But it wouldn’t be accurate to see the bloodthirsty car as the film’s main villain. That was the car maker Ferat which used illicit methods to silence their critics and concealed the risks associated with driving their cars. Business was evidently more important than the drivers’ health. After all, Theodor Pištěk’s opening credits invite the viewers to see the film as a laconic criticism of consumerism and by extension lifestyle based on speed and racing. The sequence combines footage from the world of car racing with the Marlboro logo, an emblem of Western lifestyle.

On one hand, the drivers are obsessed with machinery which enslaves them and perhaps literally sucks the blood out of them, on the other hand, they remain indifferent to human life. Already in the opening scene, Marek encounters a total lack of interest from other drivers when he begs them for help at a scene of a car accident. Later, he witnesses a death of woman who doesn’t manage to cross a road in the given time. Marek himself is then almost crushed to death in his own car when massive lorries drive at him from both sides. He gets no help from the onlookers and someone even tries to stop him from getting out of the car.

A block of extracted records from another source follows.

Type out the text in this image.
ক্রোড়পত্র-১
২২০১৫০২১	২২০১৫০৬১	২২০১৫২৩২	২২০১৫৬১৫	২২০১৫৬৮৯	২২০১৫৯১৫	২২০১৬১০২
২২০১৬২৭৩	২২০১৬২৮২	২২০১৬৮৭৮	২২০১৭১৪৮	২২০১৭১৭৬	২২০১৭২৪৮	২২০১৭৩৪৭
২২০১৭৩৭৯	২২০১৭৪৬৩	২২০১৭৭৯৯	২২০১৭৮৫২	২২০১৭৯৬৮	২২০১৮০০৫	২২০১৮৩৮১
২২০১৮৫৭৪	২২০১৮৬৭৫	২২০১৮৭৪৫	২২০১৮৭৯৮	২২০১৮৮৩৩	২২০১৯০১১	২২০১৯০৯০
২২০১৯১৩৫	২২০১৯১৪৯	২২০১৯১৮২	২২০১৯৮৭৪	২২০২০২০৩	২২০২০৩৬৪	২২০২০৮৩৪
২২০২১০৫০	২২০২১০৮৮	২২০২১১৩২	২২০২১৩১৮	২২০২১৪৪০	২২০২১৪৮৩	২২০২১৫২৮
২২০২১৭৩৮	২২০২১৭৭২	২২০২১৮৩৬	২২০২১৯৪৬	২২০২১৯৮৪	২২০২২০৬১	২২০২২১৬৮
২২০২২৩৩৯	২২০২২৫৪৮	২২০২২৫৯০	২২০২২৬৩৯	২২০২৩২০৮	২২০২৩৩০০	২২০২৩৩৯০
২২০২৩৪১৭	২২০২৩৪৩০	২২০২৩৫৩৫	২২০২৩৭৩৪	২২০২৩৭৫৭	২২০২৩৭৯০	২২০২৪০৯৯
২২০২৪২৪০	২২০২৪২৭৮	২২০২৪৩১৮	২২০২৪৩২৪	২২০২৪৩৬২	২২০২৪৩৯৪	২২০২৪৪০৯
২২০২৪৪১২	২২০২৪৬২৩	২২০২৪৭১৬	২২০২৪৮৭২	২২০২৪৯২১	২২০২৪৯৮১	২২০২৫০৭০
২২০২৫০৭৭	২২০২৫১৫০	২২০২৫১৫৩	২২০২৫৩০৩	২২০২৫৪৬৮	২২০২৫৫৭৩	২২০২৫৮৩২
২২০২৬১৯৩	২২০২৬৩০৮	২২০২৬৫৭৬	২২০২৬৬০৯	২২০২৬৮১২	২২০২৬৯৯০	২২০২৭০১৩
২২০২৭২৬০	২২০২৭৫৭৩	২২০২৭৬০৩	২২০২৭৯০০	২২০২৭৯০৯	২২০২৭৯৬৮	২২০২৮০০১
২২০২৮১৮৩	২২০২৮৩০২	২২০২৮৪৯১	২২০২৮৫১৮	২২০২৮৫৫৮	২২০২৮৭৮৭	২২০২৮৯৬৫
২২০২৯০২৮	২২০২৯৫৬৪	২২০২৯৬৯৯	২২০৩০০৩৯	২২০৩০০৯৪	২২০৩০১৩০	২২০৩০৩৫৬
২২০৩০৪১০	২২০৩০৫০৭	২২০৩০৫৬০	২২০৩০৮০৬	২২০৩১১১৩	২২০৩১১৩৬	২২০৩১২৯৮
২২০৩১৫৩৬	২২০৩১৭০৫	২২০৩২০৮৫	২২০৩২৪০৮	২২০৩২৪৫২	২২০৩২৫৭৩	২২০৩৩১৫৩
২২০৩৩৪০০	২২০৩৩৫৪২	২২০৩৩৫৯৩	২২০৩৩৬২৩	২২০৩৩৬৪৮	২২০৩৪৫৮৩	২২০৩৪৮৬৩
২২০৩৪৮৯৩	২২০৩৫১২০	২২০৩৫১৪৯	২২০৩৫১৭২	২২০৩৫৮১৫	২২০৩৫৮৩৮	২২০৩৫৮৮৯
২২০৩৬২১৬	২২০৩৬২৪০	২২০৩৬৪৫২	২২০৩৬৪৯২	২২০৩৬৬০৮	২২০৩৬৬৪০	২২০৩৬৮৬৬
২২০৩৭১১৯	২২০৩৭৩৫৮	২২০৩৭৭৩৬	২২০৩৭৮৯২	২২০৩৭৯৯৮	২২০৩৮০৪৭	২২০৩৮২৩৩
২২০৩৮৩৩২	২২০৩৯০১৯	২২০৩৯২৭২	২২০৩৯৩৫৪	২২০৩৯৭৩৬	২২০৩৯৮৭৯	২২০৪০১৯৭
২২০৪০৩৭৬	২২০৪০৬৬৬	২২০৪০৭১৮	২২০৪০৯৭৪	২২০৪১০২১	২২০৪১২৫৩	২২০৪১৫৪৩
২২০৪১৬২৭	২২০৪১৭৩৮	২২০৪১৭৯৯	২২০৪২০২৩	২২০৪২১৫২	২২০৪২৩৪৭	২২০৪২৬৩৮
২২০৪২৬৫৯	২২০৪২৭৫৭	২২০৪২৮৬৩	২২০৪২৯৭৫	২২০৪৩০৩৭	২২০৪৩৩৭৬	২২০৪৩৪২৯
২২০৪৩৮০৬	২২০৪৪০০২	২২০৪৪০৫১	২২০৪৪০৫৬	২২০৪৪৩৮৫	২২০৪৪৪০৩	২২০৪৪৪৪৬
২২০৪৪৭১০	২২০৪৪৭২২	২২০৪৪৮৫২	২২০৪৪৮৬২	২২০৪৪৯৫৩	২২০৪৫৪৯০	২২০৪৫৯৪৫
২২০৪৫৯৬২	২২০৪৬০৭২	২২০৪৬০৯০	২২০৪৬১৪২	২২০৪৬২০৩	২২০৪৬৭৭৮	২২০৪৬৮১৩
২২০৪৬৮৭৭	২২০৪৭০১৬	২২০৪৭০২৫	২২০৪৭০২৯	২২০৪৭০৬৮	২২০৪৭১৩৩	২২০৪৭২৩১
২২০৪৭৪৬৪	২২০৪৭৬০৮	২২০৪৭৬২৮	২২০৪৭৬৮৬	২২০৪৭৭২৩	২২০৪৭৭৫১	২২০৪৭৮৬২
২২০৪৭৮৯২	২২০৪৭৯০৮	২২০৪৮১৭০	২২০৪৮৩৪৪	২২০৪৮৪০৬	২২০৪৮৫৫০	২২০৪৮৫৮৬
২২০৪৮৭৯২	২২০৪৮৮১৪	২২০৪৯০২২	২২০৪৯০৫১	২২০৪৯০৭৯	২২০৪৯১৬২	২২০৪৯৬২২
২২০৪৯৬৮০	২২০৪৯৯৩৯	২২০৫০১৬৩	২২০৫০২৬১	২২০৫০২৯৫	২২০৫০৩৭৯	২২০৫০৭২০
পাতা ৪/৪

While we may have some objections to the film’s pace and the inconsistent usage of horror film tropes, The Vampire of Ferato still remains a prophetic portrayal of a society whose priorities are set by a motoring culture. The main source of confidence and even the feeling of superiority over ordinary pedestrians and cyclist is the fetishised engine which gradually strips people of their humanity until its revving becomes more natural than using one’s heart and brain.


The Vampire of Ferato (Upír z Feratu, Czechoslovakia, 1981), director: Juraj Herz, script: Jan Fleischer, cinematography: Richard Valenta, editing: Jaromír Janáček, music: Petr Hapka, cast: Jiří Menzel, Dagmar Havlová, Jana Břežková, Petr Čepek, Jan Schmid, Zdenka Procházková, Blanka Waleská, Zdeněk Ornest, Ilja Racek, Vít Olmer et al. Barrandov Film Studios, 86 min.


Literature:

Alena Bechtoldová, Svazují mě slova. Jana Břežková. Záběr: časopis filmového diváka 15, 1982, no. 9 (30th April), p. 8.

Juraj Herz, Autopsie (pitva režiséra). Praha: Mladá fronta 2015.

Olga Hrivňáková, Upír z Feratu, Kino 37, 1982, no. 3 (9th February), p. 7.

Štěpán Hulík, Kinematografie zapomnění. Počátky normalizace ve Filmovém studiu Barrandov (1968–1973). Praha: Academia 2011.

Theodor Pištěk, Člověk a stroj. Praha: KANT 2017.


Notes:

[1] Olga Hrivňáková, Upír z Feratu. Kino 37, 1982, no. 3 (9th February), p. 7.

[2] According to Herz, Jana Břežková from the Činoherní klub didn’t have a driving license so the scenes had to be filmed with a stunt double. The actress herself said in one interview that the whole crew was afraid that the car would be damaged and the production stopped.

[3] One of the scenes that had to be shortened was for instance the sex scenes between Marek and Lukášová when their bodies are covered with blood.